E tuttavia il populismo ha una forza intrinseca, che gli deriva dal fatto di presentarsi come soggetto estraneo alla gestione del potere, all’establishment di governo, e di dar voce a sentimenti popolari reali, per quanto deformati e talvolta sbagliati, che attualmente (ma non è sempre stato così?) sono riconducibili all’insicurezza economica e alla paura del diverso, nella fattispecie dello straniero che si presenta con il volto dell’immigrato o del profugo (e l’immigrazione, ammonisce l’antropologo Marco Aime, non è più un’emergenza, ma un fattore strutturale, una tendenza di lungo periodo che chissà quando verrà invertita, se mai lo sarà). Il populismo, si dice, non ha risposte concrete contro l’esclusione sociale e per il rilancio dell’economia, ed è verissimo, poiché pretende di mettere fra parentesi il dato storico della globalizzazione e della riscrittura dell’economia e della società che essa ha operato. E tuttavia l’assunzione da parte della politica tradizionale del linguaggio proprio dell’establishment la mette in condizione di pericolosa debolezza, soprattutto se è accompagnata da frequenti scandali riguardanti veri o presunti abusi di esponenti politici.

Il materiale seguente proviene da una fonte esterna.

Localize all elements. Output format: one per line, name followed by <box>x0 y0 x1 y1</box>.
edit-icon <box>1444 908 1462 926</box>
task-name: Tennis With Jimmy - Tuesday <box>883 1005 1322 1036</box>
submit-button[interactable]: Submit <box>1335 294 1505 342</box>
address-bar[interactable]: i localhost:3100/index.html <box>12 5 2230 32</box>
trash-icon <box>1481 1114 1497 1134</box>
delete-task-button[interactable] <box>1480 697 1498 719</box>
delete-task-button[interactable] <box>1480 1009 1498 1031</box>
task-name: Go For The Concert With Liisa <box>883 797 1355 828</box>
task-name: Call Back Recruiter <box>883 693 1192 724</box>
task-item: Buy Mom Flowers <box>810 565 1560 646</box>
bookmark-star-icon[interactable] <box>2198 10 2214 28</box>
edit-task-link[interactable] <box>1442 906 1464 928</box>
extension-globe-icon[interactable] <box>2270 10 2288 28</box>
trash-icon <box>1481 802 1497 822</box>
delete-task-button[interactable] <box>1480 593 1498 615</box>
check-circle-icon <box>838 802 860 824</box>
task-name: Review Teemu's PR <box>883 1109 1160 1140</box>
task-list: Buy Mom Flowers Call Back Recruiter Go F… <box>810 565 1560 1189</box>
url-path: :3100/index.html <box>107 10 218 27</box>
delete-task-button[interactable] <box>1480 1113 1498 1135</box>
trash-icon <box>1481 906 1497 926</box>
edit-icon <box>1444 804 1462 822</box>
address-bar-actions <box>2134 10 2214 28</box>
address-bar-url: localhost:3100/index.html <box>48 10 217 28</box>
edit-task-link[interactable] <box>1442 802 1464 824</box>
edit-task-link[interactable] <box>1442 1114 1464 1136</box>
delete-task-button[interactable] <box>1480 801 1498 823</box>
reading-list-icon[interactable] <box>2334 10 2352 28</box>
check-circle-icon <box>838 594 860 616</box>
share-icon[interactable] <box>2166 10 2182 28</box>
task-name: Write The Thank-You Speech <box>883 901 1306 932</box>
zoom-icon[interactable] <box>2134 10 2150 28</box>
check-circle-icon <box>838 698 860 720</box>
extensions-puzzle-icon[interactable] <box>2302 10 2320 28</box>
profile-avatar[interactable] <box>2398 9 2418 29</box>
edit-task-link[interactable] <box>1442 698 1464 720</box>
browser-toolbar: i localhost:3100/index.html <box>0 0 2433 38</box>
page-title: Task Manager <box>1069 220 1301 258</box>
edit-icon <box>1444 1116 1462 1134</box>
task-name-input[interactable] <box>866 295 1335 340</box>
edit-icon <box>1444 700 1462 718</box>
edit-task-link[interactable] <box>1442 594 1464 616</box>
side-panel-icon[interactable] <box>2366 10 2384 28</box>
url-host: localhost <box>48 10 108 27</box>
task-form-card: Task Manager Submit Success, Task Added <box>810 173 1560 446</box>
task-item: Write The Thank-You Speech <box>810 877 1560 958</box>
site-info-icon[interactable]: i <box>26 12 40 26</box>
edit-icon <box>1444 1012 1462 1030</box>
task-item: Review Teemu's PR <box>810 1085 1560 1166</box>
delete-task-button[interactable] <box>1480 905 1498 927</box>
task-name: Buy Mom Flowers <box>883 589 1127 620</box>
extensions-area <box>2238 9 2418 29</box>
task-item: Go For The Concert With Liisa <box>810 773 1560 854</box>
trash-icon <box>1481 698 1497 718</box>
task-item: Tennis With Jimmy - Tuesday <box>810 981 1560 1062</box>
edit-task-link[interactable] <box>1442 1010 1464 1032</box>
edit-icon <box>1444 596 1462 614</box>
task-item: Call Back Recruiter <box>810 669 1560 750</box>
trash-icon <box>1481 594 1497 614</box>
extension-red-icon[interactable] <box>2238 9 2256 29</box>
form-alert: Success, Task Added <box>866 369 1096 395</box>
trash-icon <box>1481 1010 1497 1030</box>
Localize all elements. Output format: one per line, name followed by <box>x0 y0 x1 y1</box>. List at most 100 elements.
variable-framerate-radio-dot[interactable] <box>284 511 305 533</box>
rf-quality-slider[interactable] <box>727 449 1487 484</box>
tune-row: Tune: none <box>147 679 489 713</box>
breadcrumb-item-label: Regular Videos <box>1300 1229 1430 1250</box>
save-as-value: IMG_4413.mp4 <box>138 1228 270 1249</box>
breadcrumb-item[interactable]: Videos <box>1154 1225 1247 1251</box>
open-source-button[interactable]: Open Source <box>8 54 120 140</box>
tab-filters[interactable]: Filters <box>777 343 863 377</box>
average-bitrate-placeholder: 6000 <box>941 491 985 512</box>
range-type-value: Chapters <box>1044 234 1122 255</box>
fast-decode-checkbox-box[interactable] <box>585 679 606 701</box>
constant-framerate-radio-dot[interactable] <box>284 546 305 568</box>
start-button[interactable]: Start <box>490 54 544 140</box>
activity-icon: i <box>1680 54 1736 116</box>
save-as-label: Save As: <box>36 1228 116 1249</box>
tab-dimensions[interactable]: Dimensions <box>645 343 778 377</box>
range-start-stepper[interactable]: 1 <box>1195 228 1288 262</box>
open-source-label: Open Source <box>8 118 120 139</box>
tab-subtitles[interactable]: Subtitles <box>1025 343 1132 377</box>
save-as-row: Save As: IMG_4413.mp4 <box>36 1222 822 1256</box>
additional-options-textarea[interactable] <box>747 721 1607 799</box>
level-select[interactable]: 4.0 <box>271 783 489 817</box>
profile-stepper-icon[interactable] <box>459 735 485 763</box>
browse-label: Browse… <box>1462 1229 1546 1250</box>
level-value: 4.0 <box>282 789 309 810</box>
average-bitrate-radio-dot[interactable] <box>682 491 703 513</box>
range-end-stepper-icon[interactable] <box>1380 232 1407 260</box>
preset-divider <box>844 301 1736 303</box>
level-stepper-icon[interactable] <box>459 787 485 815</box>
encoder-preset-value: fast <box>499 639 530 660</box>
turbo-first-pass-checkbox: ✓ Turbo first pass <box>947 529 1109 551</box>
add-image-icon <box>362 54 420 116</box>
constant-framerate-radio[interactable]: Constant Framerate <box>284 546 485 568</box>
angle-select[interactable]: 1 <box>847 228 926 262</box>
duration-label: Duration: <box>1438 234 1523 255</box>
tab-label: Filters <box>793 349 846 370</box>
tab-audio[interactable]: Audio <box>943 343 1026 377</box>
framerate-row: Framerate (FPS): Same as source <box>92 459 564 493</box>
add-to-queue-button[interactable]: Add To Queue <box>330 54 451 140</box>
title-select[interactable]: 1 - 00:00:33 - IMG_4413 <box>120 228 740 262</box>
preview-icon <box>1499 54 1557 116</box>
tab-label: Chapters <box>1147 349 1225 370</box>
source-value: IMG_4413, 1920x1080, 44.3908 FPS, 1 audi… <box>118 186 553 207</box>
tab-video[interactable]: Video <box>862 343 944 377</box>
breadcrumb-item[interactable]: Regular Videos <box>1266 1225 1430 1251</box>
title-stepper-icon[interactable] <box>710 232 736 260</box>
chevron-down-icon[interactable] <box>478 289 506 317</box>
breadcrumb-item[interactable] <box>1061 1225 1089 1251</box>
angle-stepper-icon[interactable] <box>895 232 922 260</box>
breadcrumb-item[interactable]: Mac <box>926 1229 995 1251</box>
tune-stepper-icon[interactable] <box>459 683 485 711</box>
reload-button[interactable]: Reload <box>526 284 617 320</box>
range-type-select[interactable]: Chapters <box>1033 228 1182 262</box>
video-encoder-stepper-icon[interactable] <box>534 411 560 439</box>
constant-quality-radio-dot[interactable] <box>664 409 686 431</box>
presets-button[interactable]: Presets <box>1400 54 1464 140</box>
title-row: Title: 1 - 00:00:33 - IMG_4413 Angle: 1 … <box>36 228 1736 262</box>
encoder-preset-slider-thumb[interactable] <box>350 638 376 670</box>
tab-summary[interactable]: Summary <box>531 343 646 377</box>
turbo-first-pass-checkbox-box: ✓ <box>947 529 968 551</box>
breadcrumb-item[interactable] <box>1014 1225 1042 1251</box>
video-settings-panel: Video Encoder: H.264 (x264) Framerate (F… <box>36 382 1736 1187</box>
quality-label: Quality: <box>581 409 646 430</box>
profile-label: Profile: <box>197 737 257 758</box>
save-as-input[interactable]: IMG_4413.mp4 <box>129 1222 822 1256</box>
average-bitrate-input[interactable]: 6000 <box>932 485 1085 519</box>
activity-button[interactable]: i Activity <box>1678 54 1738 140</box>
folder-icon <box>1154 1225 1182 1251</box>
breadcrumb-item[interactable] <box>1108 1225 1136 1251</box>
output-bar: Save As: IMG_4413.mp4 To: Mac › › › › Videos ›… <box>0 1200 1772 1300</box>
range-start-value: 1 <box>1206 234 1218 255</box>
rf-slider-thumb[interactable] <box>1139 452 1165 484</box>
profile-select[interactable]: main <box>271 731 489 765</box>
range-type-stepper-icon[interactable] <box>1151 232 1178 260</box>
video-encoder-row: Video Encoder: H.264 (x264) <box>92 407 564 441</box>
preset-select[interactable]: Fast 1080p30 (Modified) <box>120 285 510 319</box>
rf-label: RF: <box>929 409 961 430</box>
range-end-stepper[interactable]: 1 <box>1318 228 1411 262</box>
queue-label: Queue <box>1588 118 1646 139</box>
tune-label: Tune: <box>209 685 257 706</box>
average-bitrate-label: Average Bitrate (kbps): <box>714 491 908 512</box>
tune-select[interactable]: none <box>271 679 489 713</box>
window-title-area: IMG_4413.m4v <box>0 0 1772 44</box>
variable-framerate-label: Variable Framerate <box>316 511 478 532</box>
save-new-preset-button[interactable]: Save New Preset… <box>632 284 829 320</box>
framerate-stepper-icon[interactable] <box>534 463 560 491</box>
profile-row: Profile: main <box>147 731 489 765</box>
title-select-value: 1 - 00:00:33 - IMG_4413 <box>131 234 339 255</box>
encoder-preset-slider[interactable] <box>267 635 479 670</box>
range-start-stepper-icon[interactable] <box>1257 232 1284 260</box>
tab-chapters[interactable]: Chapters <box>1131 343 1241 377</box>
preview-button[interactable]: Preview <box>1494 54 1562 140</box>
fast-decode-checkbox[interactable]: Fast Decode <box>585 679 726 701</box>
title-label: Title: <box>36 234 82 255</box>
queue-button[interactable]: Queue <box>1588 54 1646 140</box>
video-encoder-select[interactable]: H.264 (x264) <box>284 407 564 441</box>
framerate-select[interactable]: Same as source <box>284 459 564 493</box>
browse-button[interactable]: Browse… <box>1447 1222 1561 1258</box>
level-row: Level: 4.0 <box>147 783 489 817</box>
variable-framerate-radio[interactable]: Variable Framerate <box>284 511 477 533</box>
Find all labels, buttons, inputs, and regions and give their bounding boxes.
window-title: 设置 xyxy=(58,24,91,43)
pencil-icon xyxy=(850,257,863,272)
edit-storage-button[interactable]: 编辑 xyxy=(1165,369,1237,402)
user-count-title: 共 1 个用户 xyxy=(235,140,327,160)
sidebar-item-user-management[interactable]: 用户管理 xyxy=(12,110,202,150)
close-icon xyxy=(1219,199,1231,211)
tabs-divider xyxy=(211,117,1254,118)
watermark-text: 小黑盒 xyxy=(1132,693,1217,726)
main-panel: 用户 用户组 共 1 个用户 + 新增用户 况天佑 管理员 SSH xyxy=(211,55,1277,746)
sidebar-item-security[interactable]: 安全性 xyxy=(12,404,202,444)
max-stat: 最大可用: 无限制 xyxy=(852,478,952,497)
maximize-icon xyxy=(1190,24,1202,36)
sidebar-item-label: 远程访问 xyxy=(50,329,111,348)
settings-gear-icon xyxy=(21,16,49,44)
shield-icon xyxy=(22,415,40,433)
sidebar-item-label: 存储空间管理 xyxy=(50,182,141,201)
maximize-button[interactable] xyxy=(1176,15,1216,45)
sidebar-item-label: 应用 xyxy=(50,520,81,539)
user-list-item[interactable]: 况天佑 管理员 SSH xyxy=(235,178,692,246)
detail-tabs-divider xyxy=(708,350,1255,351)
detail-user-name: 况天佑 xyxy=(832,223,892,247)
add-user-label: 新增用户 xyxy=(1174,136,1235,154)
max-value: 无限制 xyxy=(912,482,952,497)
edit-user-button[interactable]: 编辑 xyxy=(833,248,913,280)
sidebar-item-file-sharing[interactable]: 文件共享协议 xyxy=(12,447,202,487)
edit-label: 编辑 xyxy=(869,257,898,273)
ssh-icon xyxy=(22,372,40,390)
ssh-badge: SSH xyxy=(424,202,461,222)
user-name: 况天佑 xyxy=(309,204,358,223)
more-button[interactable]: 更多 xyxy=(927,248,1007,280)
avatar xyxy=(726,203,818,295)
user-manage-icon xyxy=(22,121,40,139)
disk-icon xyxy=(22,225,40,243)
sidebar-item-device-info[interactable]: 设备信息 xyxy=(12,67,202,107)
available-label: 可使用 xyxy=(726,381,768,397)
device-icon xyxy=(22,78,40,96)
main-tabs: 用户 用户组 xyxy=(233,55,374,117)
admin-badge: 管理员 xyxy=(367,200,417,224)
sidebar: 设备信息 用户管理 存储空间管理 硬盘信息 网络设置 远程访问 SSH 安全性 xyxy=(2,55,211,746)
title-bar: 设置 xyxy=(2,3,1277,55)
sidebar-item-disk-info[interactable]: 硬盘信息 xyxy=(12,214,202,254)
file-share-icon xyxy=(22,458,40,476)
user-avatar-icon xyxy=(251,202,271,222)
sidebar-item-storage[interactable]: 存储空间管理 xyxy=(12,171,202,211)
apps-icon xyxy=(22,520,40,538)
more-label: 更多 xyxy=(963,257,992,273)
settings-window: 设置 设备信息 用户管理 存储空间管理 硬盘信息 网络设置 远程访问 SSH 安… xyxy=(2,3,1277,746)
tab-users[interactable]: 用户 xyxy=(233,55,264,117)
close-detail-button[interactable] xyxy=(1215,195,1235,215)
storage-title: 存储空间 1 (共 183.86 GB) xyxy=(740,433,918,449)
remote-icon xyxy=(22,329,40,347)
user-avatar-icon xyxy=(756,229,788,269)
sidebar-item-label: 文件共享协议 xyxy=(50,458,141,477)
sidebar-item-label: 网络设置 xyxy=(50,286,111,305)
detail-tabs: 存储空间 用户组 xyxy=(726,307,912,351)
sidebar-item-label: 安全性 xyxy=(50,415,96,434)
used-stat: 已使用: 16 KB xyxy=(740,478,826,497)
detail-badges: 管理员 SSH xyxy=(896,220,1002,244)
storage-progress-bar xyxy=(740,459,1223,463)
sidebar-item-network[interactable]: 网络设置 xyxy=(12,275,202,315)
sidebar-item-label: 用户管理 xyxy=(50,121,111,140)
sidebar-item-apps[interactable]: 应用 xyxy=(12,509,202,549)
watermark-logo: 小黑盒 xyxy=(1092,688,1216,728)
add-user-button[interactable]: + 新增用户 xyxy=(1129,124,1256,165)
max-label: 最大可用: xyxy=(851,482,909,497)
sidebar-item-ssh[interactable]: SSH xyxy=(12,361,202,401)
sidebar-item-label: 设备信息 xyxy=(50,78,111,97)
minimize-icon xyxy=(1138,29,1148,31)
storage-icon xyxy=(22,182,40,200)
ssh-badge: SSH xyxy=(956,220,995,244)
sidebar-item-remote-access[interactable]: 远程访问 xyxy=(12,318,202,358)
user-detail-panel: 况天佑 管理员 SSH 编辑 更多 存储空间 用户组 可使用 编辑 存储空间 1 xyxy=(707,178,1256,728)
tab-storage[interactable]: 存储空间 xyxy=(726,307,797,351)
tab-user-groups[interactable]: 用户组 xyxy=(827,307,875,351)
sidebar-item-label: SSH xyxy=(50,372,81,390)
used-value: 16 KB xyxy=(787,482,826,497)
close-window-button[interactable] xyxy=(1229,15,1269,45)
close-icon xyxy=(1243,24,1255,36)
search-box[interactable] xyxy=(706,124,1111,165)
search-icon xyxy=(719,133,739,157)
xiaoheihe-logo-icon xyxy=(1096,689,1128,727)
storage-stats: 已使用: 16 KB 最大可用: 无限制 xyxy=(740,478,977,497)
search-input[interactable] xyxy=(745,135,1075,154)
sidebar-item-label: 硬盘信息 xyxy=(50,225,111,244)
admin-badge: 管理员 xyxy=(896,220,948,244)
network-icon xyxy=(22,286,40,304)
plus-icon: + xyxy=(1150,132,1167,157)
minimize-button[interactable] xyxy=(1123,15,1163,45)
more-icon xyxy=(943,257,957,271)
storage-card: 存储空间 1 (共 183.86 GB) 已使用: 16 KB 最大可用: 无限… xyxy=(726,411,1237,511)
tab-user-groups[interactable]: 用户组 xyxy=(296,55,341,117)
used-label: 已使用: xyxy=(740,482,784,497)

Il ragionamento, la ricerca scientifica contro i magismi, l’approfondimento contro l’emotività e la superficialità sono certo cose importanti, ma rimarranno impotenti se non si sostanziano con la presa d’atto della frattura sociale in corso e della necessità di superarla rimanendo al di qua del discorso populista. E’ certo faticoso, ma non c’è altro che si possa fare.